Problems of nuclear forces, structure and stability, nuclear reactions.

Prerequisite: PHY 307.

**PHY 431. Advanced Physics Laboratory. 1 Credit Hour. **

Experimental topics are selected from, but not limited to, x-ray physics and applications such as atomic shell structure and crystal structure. One three-hour laboratory period each week for one semester.

Prerequisite: PHY 203.

**PHY 441. Research Projects in Physics. 1-3 Credit Hours. **

A laboratory course designed to apply the principles and techniques of experimental and/or theoretical physics to a senior project. The student engages in one or more research projects under the direction of one of the staff. One equivalent laboratory period per credit weekly for one year. Prerequisite/corequisite: PHY 280.

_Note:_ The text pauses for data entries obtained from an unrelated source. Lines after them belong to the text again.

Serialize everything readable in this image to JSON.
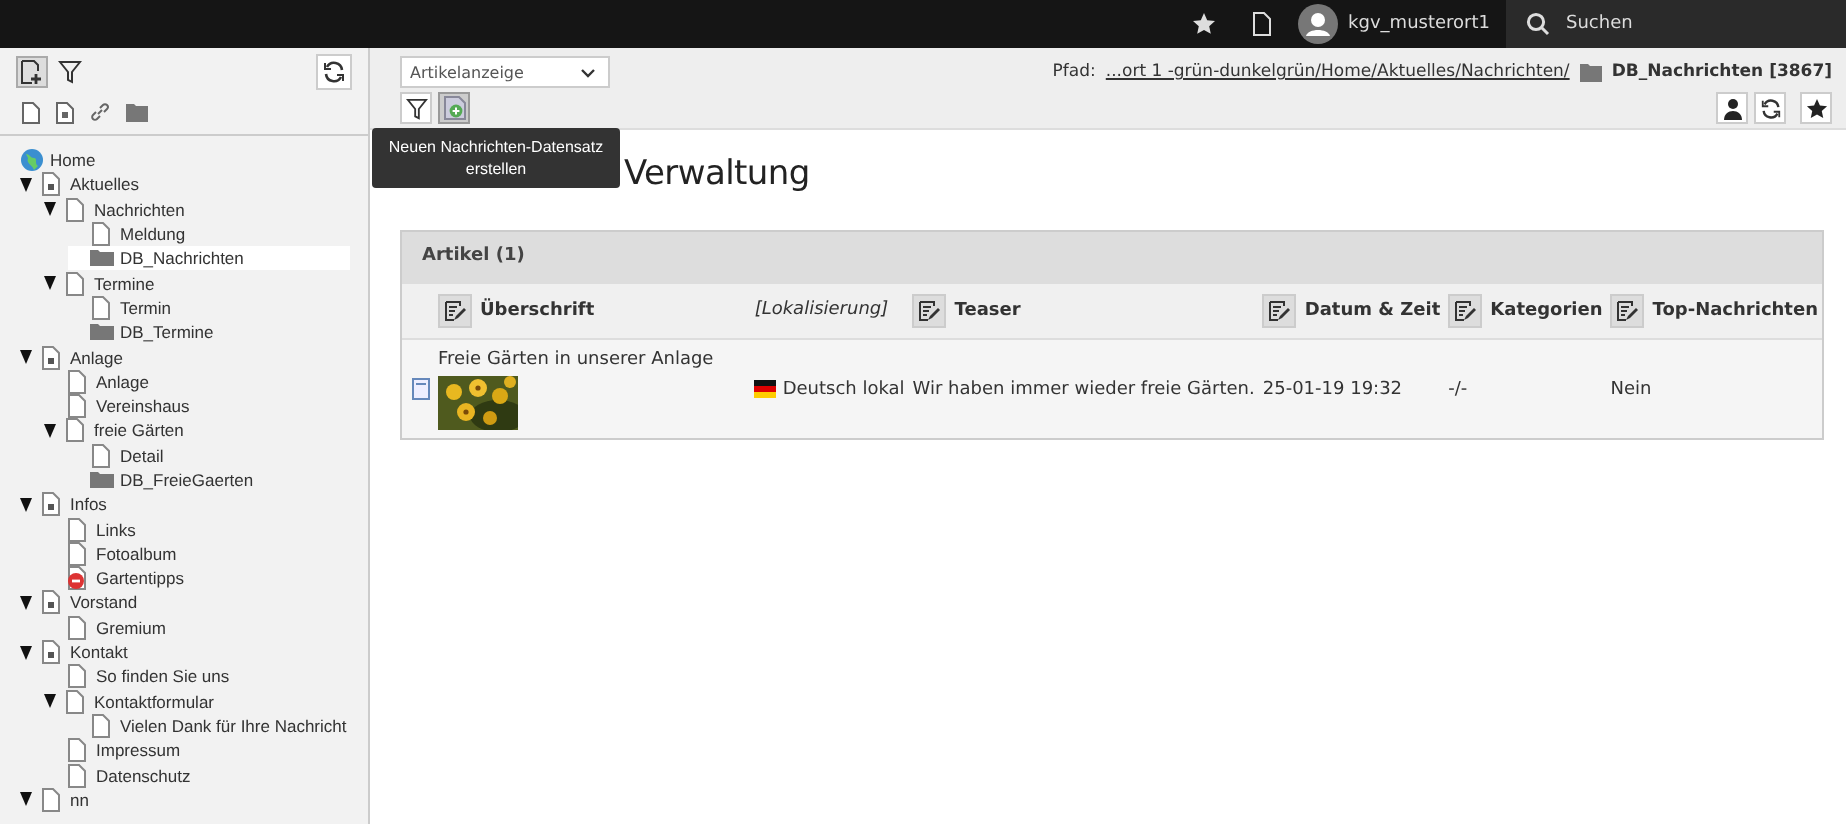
{
  "topbar": {
    "user": "kgv_musterort1",
    "search": {
      "placeholder": "Suchen"
    }
  },
  "tree": {
    "root": {
      "label": "Home",
      "kind": "home",
      "selected": false
    },
    "items": [
      {
        "label": "Aktuelles",
        "kind": "shortcut",
        "expanded": true,
        "selected": false,
        "children": [
          {
            "label": "Nachrichten",
            "kind": "page",
            "expanded": true,
            "selected": false,
            "children": [
              {
                "label": "Meldung",
                "kind": "page",
                "selected": false
              },
              {
                "label": "DB_Nachrichten",
                "kind": "folder",
                "selected": true
              }
            ]
          },
          {
            "label": "Termine",
            "kind": "page",
            "expanded": true,
            "selected": false,
            "children": [
              {
                "label": "Termin",
                "kind": "page",
                "selected": false
              },
              {
                "label": "DB_Termine",
                "kind": "folder",
                "selected": false
              }
            ]
          }
        ]
      },
      {
        "label": "Anlage",
        "kind": "shortcut",
        "expanded": true,
        "selected": false,
        "children": [
          {
            "label": "Anlage",
            "kind": "page",
            "selected": false
          },
          {
            "label": "Vereinshaus",
            "kind": "page",
            "selected": false
          },
          {
            "label": "freie Gärten",
            "kind": "page",
            "expanded": true,
            "selected": false,
            "children": [
              {
                "label": "Detail",
                "kind": "page",
                "selected": false
              },
              {
                "label": "DB_FreieGaerten",
                "kind": "folder",
                "selected": false
              }
            ]
          }
        ]
      },
      {
        "label": "Infos",
        "kind": "shortcut",
        "expanded": true,
        "selected": false,
        "children": [
          {
            "label": "Links",
            "kind": "page",
            "selected": false
          },
          {
            "label": "Fotoalbum",
            "kind": "page",
            "selected": false
          },
          {
            "label": "Gartentipps",
            "kind": "hidden",
            "selected": false
          }
        ]
      },
      {
        "label": "Vorstand",
        "kind": "shortcut",
        "expanded": true,
        "selected": false,
        "children": [
          {
            "label": "Gremium",
            "kind": "page",
            "selected": false
          }
        ]
      },
      {
        "label": "Kontakt",
        "kind": "shortcut",
        "expanded": true,
        "selected": false,
        "children": [
          {
            "label": "So finden Sie uns",
            "kind": "page",
            "selected": false
          },
          {
            "label": "Kontaktformular",
            "kind": "page",
            "expanded": true,
            "selected": false,
            "children": [
              {
                "label": "Vielen Dank für Ihre Nachricht",
                "kind": "page",
                "selected": false
              }
            ]
          },
          {
            "label": "Impressum",
            "kind": "page",
            "selected": false
          },
          {
            "label": "Datenschutz",
            "kind": "page",
            "selected": false
          }
        ]
      },
      {
        "label": "nn",
        "kind": "page",
        "expanded": true,
        "selected": false
      }
    ]
  },
  "docheader": {
    "view_select": "Artikelanzeige",
    "path_label": "Pfad:",
    "path": "...ort 1 -grün-dunkelgrün/Home/Aktuelles/Nachrichten/",
    "page": "DB_Nachrichten [3867]"
  },
  "tooltip": "Neuen Nachrichten-Datensatz erstellen",
  "heading": "Verwaltung",
  "table": {
    "title": "Artikel (1)",
    "columns": [
      {
        "label": "Überschrift",
        "kind": "editable"
      },
      {
        "label": "[Lokalisierung]",
        "kind": "plain"
      },
      {
        "label": "Teaser",
        "kind": "editable"
      },
      {
        "label": "Datum & Zeit",
        "kind": "editable"
      },
      {
        "label": "Kategorien",
        "kind": "editable"
      },
      {
        "label": "Top-Nachrichten",
        "kind": "editable"
      }
    ],
    "rows": [
      {
        "title": "Freie Gärten in unserer Anlage",
        "language": "Deutsch lokal",
        "teaser": "Wir haben immer wieder freie Gärten.",
        "date": "25-01-19 19:32",
        "categories": "-/-",
        "top": "Nein"
      }
    ]
  }
}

**PHY 476. Physics Capstone. 3 Credit Hours. **

Capstone to the physics major. Independent research in collaboration with a faculty supervisor. (The nature of the project will vary with student interests and goals and faculty resources, but may include library research, creative work, theoretical or computational research, or laboratory work.) Students will give formal oral presentations on their research and wrtie a comprehensive thesis on the work. Open to senior majors in physics and others with the consent of the program director. May be pursued in conjunction with honors theses if the projects are compatible with the requirements of each program, and with the prior consent of both programs. For students in the Bachelors-Masters engineering program with Syracuse University, may be pursued in conjunction with engineering projects at Syracuse if compatiblie with the requirements of each program, and with the prior consent of the program director. (Such projects must also have a Le Moyne College faculty supervisor.) Open to senior majors in physics and others with the consent of the program director.

**PHY 490. Physics Internship. 1-6 Credit Hours. **

Participation in a field learning experience related to the area of physics. The student will report as required to the faculty member assigned to supervise this field experience and is expected to evaluate the experience and relate it to his or her academic program. Three hours of field work per week for 14 weeks will be required to generate one credit.

Prerequisites: junior standing and permission of the department chair.

**PHY 491. Physics Internship. 1-6 Credit Hours. **

Participation in a field learning experience related to the area of physics. The student will report as required to the faculty member assigned to supervise this field experience and is expected to evaluate the experience and relate it to his or her academic program. Three hours of field work per week for 14 weeks will be required to generate one credit.

Prerequisites: junior standing and permission of the department chair.